A lock implementation ensures mutual exclusion (no two processes in the critical section at once) and liveness (every process that enters eventually leaves). Does this satisfy all three formal requirements of the critical section problem?
AYes — mutual exclusion and liveness together imply all three requirements
BNo — the implementation may still allow a process to be indefinitely postponed (violating bounded waiting) even while the system as a whole makes progress
CNo — mutual exclusion already subsumes both progress and bounded waiting
DYes — as long as no process waits forever overall, bounded waiting is trivially satisfied
Mutual exclusion and liveness together do NOT guarantee bounded waiting. Consider a scheduler that always grants the lock to the same process when multiple are waiting: mutual exclusion holds, the system makes progress, every holder eventually leaves — yet one process is perpetually denied. Bounded waiting requires a specific guarantee on *how many times* others can enter before a given waiting process gets its turn. Without it, indefinite starvation is possible even in a 'live' system. All three requirements are independent and necessary.
Question 2 Multiple Choice
Peterson's algorithm achieves mutual exclusion, progress, and bounded waiting for two processes on paper. Why does it fail on modern multicore hardware?

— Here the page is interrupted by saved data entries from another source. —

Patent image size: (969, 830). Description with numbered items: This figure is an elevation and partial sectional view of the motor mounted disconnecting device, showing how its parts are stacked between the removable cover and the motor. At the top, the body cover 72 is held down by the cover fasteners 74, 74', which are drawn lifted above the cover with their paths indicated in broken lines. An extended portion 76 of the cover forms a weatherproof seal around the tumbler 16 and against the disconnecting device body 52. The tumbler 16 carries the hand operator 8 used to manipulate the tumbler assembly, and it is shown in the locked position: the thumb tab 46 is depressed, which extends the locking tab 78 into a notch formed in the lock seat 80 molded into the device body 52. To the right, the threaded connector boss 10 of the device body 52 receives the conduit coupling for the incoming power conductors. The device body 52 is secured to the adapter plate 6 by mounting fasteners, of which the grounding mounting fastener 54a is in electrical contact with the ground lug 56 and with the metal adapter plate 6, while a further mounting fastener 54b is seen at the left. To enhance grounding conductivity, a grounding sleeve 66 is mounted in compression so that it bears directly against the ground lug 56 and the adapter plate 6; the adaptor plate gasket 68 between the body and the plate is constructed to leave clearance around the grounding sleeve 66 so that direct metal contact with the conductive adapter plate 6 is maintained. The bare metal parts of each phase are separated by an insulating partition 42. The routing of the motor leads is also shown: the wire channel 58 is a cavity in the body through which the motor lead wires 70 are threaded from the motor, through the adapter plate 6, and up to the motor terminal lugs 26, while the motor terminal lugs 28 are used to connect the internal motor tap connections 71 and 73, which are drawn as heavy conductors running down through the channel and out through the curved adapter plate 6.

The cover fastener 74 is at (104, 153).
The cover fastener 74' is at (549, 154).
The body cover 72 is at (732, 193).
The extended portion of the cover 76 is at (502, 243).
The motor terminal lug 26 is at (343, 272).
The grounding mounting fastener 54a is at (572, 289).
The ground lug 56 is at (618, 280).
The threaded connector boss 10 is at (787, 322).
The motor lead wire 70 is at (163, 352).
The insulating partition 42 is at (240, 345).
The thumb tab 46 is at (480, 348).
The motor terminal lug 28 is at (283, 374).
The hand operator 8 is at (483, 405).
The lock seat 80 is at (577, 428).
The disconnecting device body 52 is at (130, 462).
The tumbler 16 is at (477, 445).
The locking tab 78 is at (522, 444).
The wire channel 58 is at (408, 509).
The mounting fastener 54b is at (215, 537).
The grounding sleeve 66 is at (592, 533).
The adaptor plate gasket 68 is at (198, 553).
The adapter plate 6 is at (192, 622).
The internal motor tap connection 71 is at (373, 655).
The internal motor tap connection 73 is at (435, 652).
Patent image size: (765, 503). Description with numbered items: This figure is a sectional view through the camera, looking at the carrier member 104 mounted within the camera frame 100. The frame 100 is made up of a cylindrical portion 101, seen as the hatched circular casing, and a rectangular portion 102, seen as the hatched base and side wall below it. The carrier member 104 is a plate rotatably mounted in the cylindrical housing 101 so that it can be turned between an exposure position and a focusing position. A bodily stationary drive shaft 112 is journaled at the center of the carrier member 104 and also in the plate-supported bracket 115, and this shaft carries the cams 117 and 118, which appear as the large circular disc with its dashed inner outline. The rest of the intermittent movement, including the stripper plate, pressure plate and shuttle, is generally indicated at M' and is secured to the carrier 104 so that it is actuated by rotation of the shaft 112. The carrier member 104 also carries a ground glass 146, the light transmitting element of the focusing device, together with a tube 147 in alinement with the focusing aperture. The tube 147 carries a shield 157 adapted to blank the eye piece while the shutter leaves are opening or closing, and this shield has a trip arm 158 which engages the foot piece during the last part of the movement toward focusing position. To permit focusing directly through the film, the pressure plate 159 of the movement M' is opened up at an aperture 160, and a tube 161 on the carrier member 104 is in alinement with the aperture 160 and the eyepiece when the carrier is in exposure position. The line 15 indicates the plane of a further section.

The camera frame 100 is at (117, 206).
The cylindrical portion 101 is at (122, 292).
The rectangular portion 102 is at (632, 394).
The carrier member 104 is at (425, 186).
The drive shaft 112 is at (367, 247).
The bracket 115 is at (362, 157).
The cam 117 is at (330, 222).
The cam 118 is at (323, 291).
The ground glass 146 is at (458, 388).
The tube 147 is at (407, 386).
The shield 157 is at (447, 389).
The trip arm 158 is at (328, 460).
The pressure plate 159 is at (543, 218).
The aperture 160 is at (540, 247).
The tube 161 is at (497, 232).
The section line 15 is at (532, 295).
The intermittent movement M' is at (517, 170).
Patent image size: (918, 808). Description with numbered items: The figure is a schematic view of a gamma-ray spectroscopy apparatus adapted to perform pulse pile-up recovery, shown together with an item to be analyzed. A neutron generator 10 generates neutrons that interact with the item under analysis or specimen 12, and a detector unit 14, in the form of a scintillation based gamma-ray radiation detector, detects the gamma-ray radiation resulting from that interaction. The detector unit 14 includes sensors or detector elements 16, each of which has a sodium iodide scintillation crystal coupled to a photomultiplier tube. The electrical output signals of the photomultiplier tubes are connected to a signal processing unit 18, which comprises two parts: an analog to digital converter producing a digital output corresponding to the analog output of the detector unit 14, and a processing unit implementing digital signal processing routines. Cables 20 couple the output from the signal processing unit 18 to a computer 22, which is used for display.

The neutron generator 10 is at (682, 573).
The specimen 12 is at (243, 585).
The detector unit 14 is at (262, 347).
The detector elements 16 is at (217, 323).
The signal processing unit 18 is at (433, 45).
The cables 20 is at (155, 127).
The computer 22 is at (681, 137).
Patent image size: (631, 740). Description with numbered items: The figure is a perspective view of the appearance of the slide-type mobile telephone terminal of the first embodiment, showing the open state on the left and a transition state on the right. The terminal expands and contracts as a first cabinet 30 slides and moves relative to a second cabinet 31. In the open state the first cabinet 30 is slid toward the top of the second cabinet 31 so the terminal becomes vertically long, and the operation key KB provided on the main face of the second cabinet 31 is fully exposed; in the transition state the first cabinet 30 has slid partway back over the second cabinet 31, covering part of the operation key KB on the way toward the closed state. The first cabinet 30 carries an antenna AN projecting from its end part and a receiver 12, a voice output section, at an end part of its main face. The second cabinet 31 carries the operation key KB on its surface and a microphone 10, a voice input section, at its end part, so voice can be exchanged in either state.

AModern CPUs execute too quickly for the algorithm's timing assumptions to hold
BCPUs and compilers reorder memory operations for performance, invalidating the memory-ordering guarantees that Peterson's algorithm relies on
CThe algorithm requires atomic read-modify-write operations not available without special hardware
DPeterson's algorithm is only defined for three or more processes, not for two
Peterson's algorithm's correctness depends on specific orderings of shared-variable reads and writes. Modern CPUs and compilers freely reorder memory operations (store buffering, out-of-order execution, caching). A process may write its flag variable, but the write may not be visible to another CPU before that CPU reads it — allowing both processes to simultaneously believe they have exclusive access, violating mutual exclusion. Memory barrier instructions are required to enforce the ordering, or hardware atomic operations (test-and-set, compare-and-swap) which provide built-in ordering guarantees.
Question 3 True / False
Bounded waiting is violated if one process is perpetually denied entry to the critical section while other processes successfully enter and exit, even if the system overall continues making progress.
TTrue
FFalse
Answer: True
This is precisely the definition of starvation, which bounded waiting prevents. Progress only requires that the decision about who enters next is made in finite time — it says nothing about fairness to any specific process. Bounded waiting adds the constraint that each process can be 'passed over' at most k times before getting its turn, for some fixed k. A simple test-and-set spinlock satisfies mutual exclusion and progress but can starve a process if the scheduler perpetually favors other threads. Bounded waiting is violated even though the system keeps moving.
Question 4 True / False
Mutual exclusion implies progress: if at most one process can be in the critical section at a time, processes waiting to enter will typically be able to do so in finite time.
TTrue
FFalse
Answer: False
Mutual exclusion and progress are independent requirements. A trivially broken solution demonstrates this: always acquire a lock that is never released — mutual exclusion holds (no two processes are ever inside simultaneously) but no process can ever enter. More subtly, a process in its *remainder section* could hold the lock indefinitely, blocking all others. Progress requires specifically that processes NOT in the critical section and NOT waiting to enter cannot influence who enters next. Mutual exclusion makes no such guarantee.
Question 5 Short Answer
Explain the difference between the 'progress' requirement and the 'bounded waiting' requirement in the critical section problem. Why are both necessary?
Think about your answer, then reveal below.
Model answer: Progress ensures that the decision of who enters the critical section next is made in finite time, and only processes actively trying to enter participate in that decision — processes in their remainder section cannot block entry. Bounded waiting ensures fairness: once a process requests entry, there is a fixed bound on how many times others can enter before it does. Progress prevents livelock and deadlock; bounded waiting prevents starvation. A system can satisfy progress by always making quick decisions while systematically picking the same process, indefinitely starving others — bounded waiting forbids this.
A useful distinction: progress asks 'will *someone* eventually get in?' while bounded waiting asks 'will *this specific process* eventually get in?' A scheduler could satisfy progress by deciding quickly who goes next, while ignoring one process forever. Bounded waiting adds the per-process fairness guarantee. Together they ensure not just that the system moves forward, but that every process participates in that forward movement within a bounded number of turns.